A charming city on the western banks of the Rhine River, Strasbourg’s strategic location on the Franco-German border has made it a nexus of culture and a highly-sought territory for much of its history. First inhabited by humans in the Neolithic era, and settled around 1300 B.C.E, it’s been ruled by Celts, Romans, Attila the Hun, the Holy Roman Empire, and annexed twice by Germany in its time, before returning to the French.
One of the few French cities surrounded by water (the old city centre is set upon an island), Strasbourg is where Gutenberg first invented the printing press, is home to one of the largest and most impressive Christmas markets in all of Europe; and is the perfect place to explore the rich flavours of Alsatian cuisine.
Exploring foreign culture is not only about sightseeing and trying typical food – but also about dipping into life of the locals a bit. And what’s the best way to get acquainted with it? Visiting places only the native residents know about – markets, for example.
I know it’s already June know and no one wants to talk about cold months now, but let’s begin with the most famous one over there…
There’s no place like Strasbourg at Christmas. With its 300 stalls spread out over the city centre, Strasbourg’s Christmas market is one of the oldest in Europe, harking back to 1570. Strasbourg enriches the long tradition of Christmas in Alsace and in the market you’ll find craft objects, regional produce and typical Alsatian Christmas decorations, within a warm and friendly atmosphere. The best-known markets take place in the Cathedral square, the more intimate ‘Flavours of Alsace’ foodie stalls in Place des Meuniers, and the charming vendors around the gigantic Christmas tree in Place Kléber.

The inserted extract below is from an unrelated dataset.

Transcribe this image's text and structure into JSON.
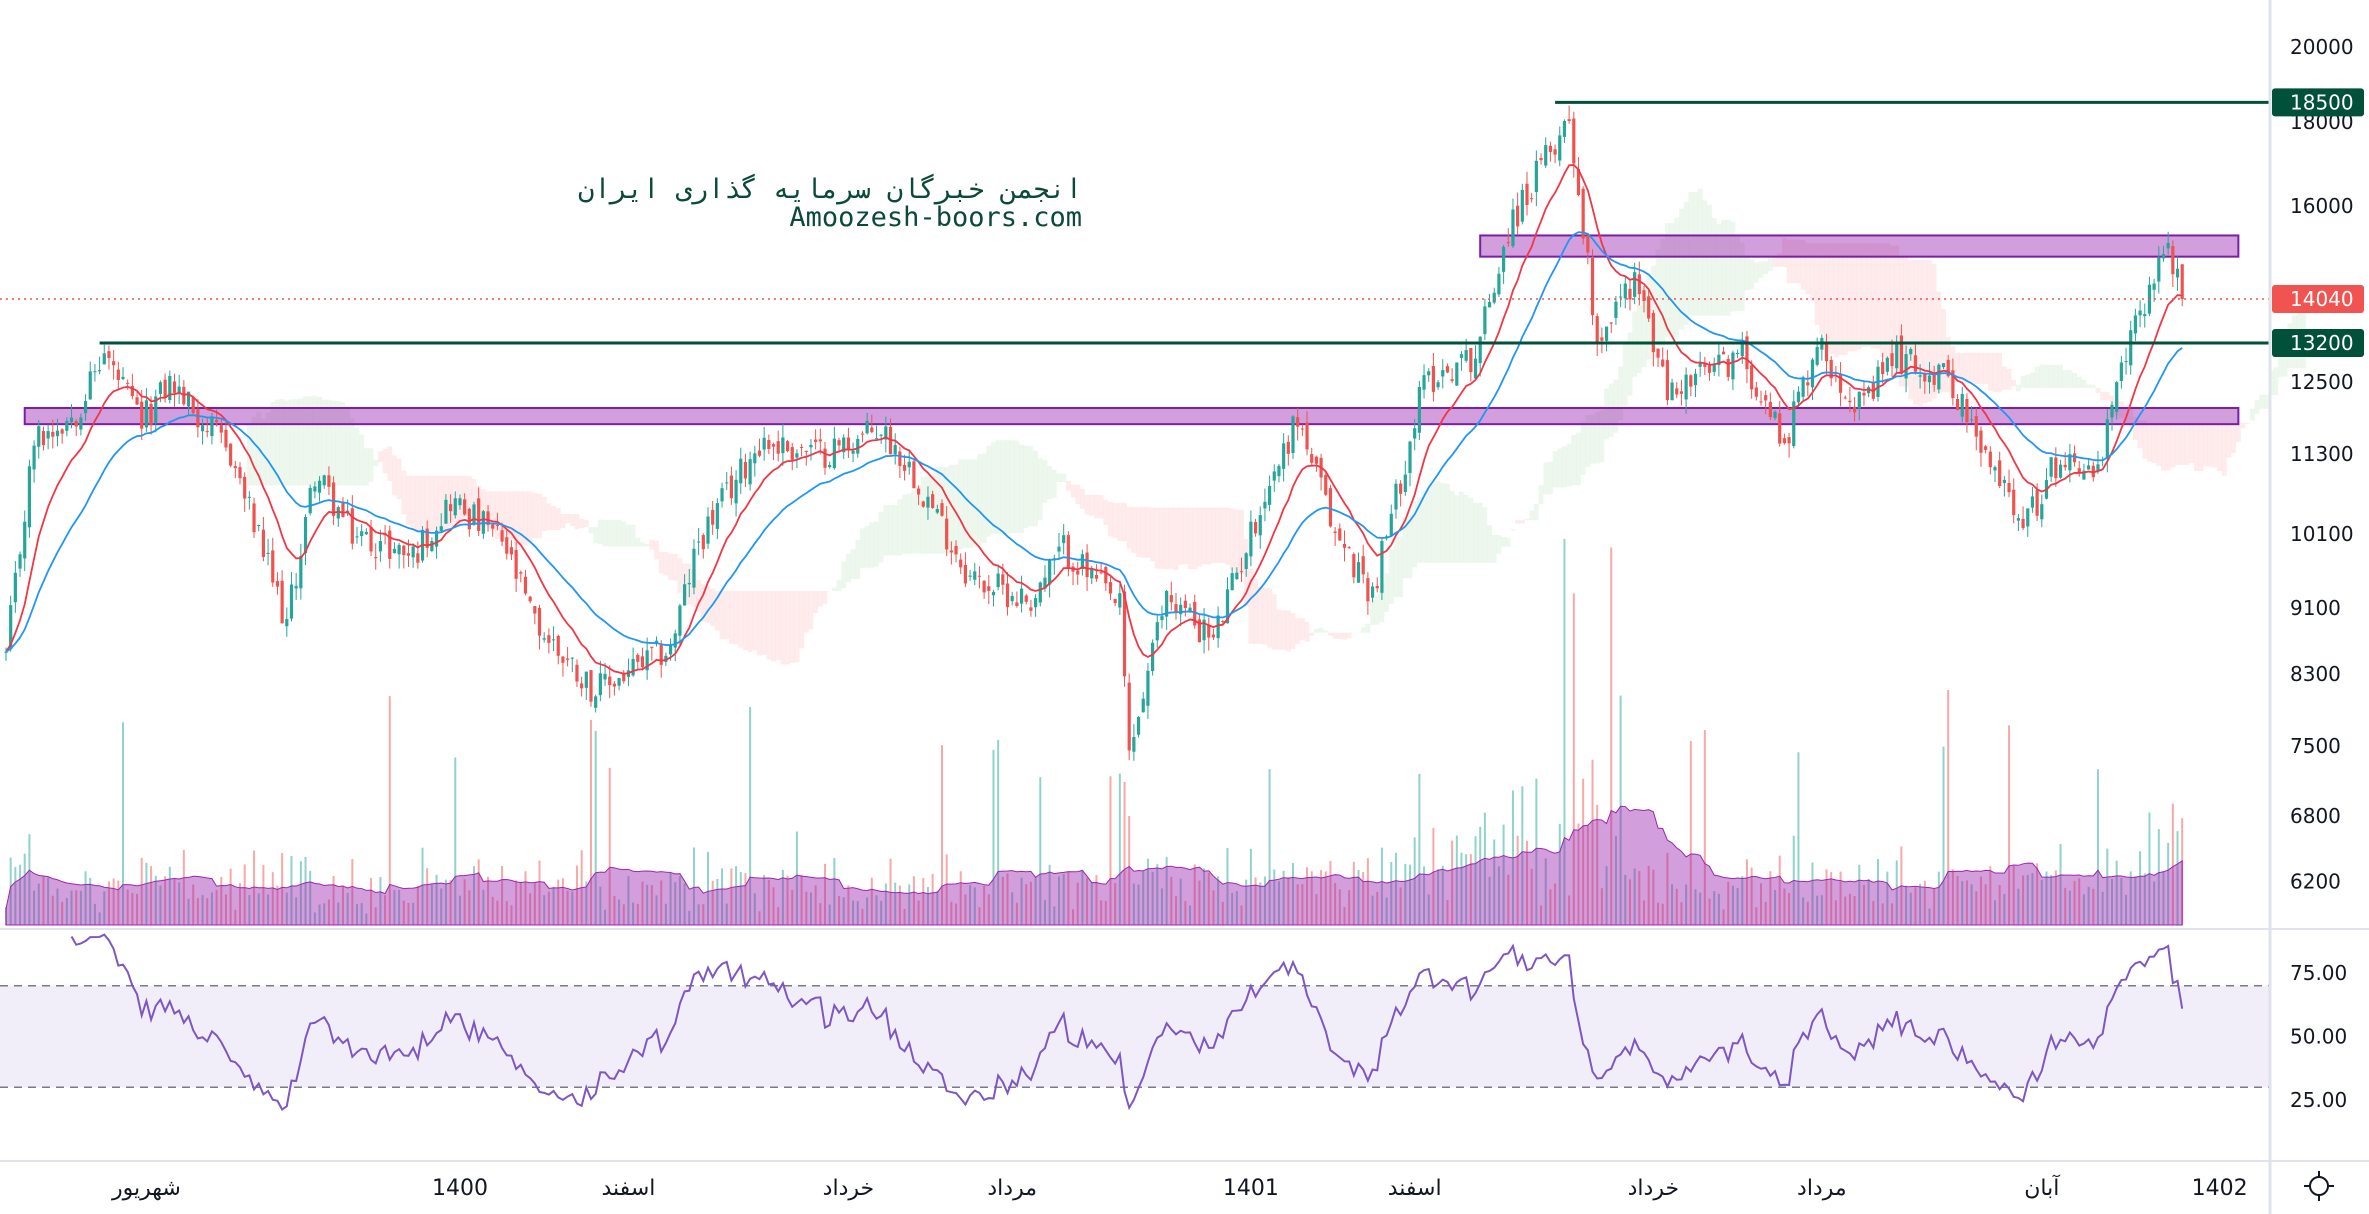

And what about the rest of the year? Offering food, antiquities or just certain types of products, there’s always something to find almost every day of the the week. In my opinion it’s the best way to start a day. When you already had breakfast, you can lose yourself between racks full of poppycocks. And when you’re starving? Then you have unique chance to try all the amazing local specialties waiting on the sideboards just for you.
Marché de l’Esplanade
A typical French market with a wide range of vendors, taking place on Rue de Boston on Monday and Tuesday mornings. Locals flock to the stalls to get their weekly supplies, making it a great spot to people-watch and get a glimpse into every life in Strasbourg.

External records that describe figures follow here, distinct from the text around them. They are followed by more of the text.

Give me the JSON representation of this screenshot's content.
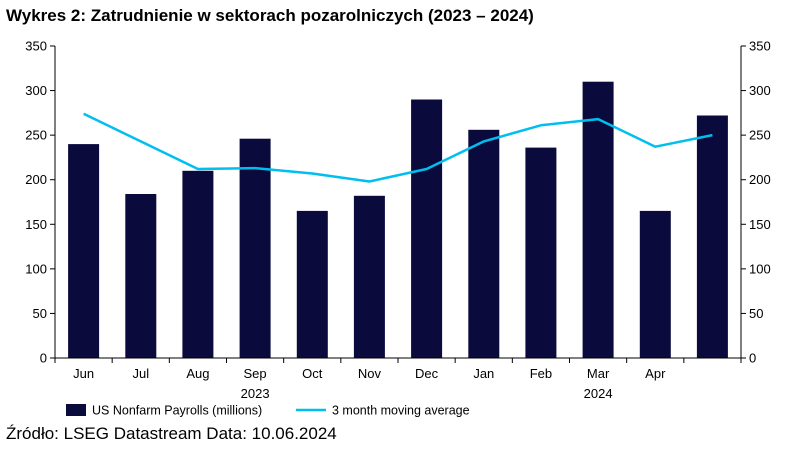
{
  "title": "Wykres 2: Zatrudnienie w sektorach pozarolniczych (2023 – 2024)",
  "source": "Źródło: LSEG Datastream Data: 10.06.2024",
  "colors": {
    "bar": "#0b0a3d",
    "line": "#00bfef",
    "axis": "#000000"
  },
  "chart_data": {
    "type": "bar",
    "categories": [
      "Jun",
      "Jul",
      "Aug",
      "Sep",
      "Oct",
      "Nov",
      "Dec",
      "Jan",
      "Feb",
      "Mar",
      "Apr",
      "May"
    ],
    "category_labels": [
      "Jun",
      "Jul",
      "Aug",
      "Sep",
      "Oct",
      "Nov",
      "Dec",
      "Jan",
      "Feb",
      "Mar",
      "Apr",
      ""
    ],
    "year_labels": [
      {
        "text": "2023",
        "category": "Sep"
      },
      {
        "text": "2024",
        "category": "Mar"
      }
    ],
    "ylim": [
      0,
      350
    ],
    "yticks": [
      0,
      50,
      100,
      150,
      200,
      250,
      300,
      350
    ],
    "secondary_axis": true,
    "grid": false,
    "legend_position": "bottom-left",
    "series": [
      {
        "name": "US Nonfarm Payrolls (millions)",
        "type": "bar",
        "values": [
          240,
          184,
          210,
          246,
          165,
          182,
          290,
          256,
          236,
          310,
          165,
          272
        ]
      },
      {
        "name": "3 month moving average",
        "type": "line",
        "values": [
          274,
          243,
          212,
          213,
          207,
          198,
          212,
          243,
          261,
          268,
          237,
          250
        ]
      }
    ]
  }
}
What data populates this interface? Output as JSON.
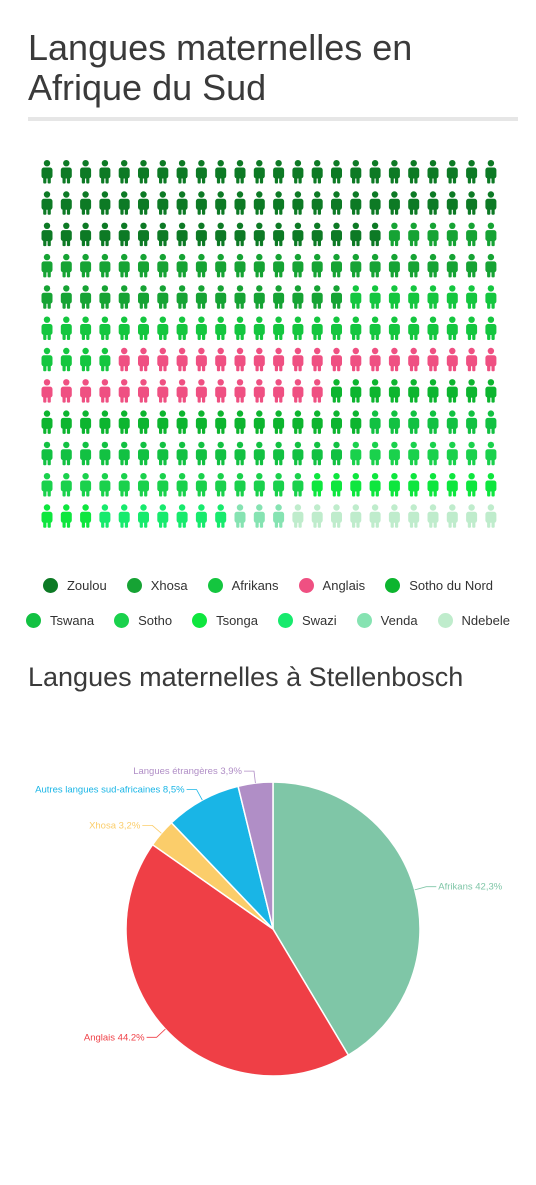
{
  "title1": "Langues maternelles en Afrique du Sud",
  "title2": "Langues maternelles à Stellenbosch",
  "chart_data": [
    {
      "type": "pictogram",
      "title": "Langues maternelles en Afrique du Sud",
      "icons_per_row": 24,
      "rows": 12,
      "categories": [
        "Zoulou",
        "Xhosa",
        "Afrikans",
        "Anglais",
        "Sotho du Nord",
        "Tswana",
        "Sotho",
        "Tsonga",
        "Swazi",
        "Venda",
        "Ndebele"
      ],
      "colors": [
        "#0d7a25",
        "#16a334",
        "#14c63f",
        "#ef5082",
        "#0db52f",
        "#12c142",
        "#1ad14c",
        "#0ee63e",
        "#17ea6d",
        "#86e3b2",
        "#bfeccc"
      ],
      "values": [
        66,
        46,
        36,
        35,
        26,
        23,
        22,
        13,
        7,
        3,
        3
      ],
      "legend_position": "bottom"
    },
    {
      "type": "pie",
      "title": "Langues maternelles à Stellenbosch",
      "categories": [
        "Afrikans",
        "Anglais",
        "Xhosa",
        "Autres langues sud-africaines",
        "Langues étrangères"
      ],
      "labels": [
        "Afrikans 42,3%",
        "Anglais 44.2%",
        "Xhosa 3,2%",
        "Autres langues sud-africaines 8,5%",
        "Langues étrangères 3,9%"
      ],
      "values": [
        42.3,
        44.2,
        3.2,
        8.5,
        3.9
      ],
      "colors": [
        "#7fc6a7",
        "#ef3f46",
        "#fbcd6a",
        "#19b5e6",
        "#b08ec6"
      ],
      "start": "top, clockwise"
    }
  ]
}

The Neudorf market on Tuesday and Saturday mornings is one of the main markets in Strasbourg. It is part open-air and part covered, with artisan crafts, baked goods, fishmongers, charcuterie, cheesemongers and several fresh produce stalls. You’ll also find Italian and Asian specialities.
A cute tiny market a few steps from the cathedral. Local florists showcase their beautiful bouquets and blooms du jour on Tuesdays and Wednesday in Rue des Grandes Arcades. Under threat of extinction, the Marché aux Fleurs has somehow managed to keep going.
On the Rue des Hallebardes and on Place Kléber on Tuesdays, Wednesdays and Saturdays, an open-air book market beckons. It’s a grouping of about ten bouquinistes, enough to provide a couple of hours of entertaining treasure hunting among books of every genre, age and language. You may also come across stamps and old coins. Place Kléber is an upscale shopping pedestrian square with lovely cafés and places to eat.
A flea market of a more bric-a-brac variety takes place between place de l’Étal and Place de la Grande Boucherie at the corner of Rue de la Douane every Wednesday and Saturday from 7am to around 4pm. Here you can find small objets d’art, furniture, jewelry, kitchenalia, pretty frames, antique linen and a thousand other finds. Remember the adage – as applied to any flea market – the early bird catches the worm.
What else would you expect to find on the Place du Marché aux Poissons? A fish market, of course. Every Saturday morning, this pretty setting by the river is the place to go. The local produce here is fresh and inviting, including much more than just fish; with fresh fruits and vegetables, cheeses, charcuterie and products of the ‘mountain area’ farmers near Strasbourg.
Marché des Producteurs
Every Saturday morning local farmers, artisans and organic producers meet on Rue de la Douane, adjacent to Old Customs House; offering fresh produce, cheese, honey, choucroute, homemade jams and other superb quality farm-to-table items without exorbitant price tags. There’s a reason why locals in surrounding towns drive into Strasbourg to shop at this market.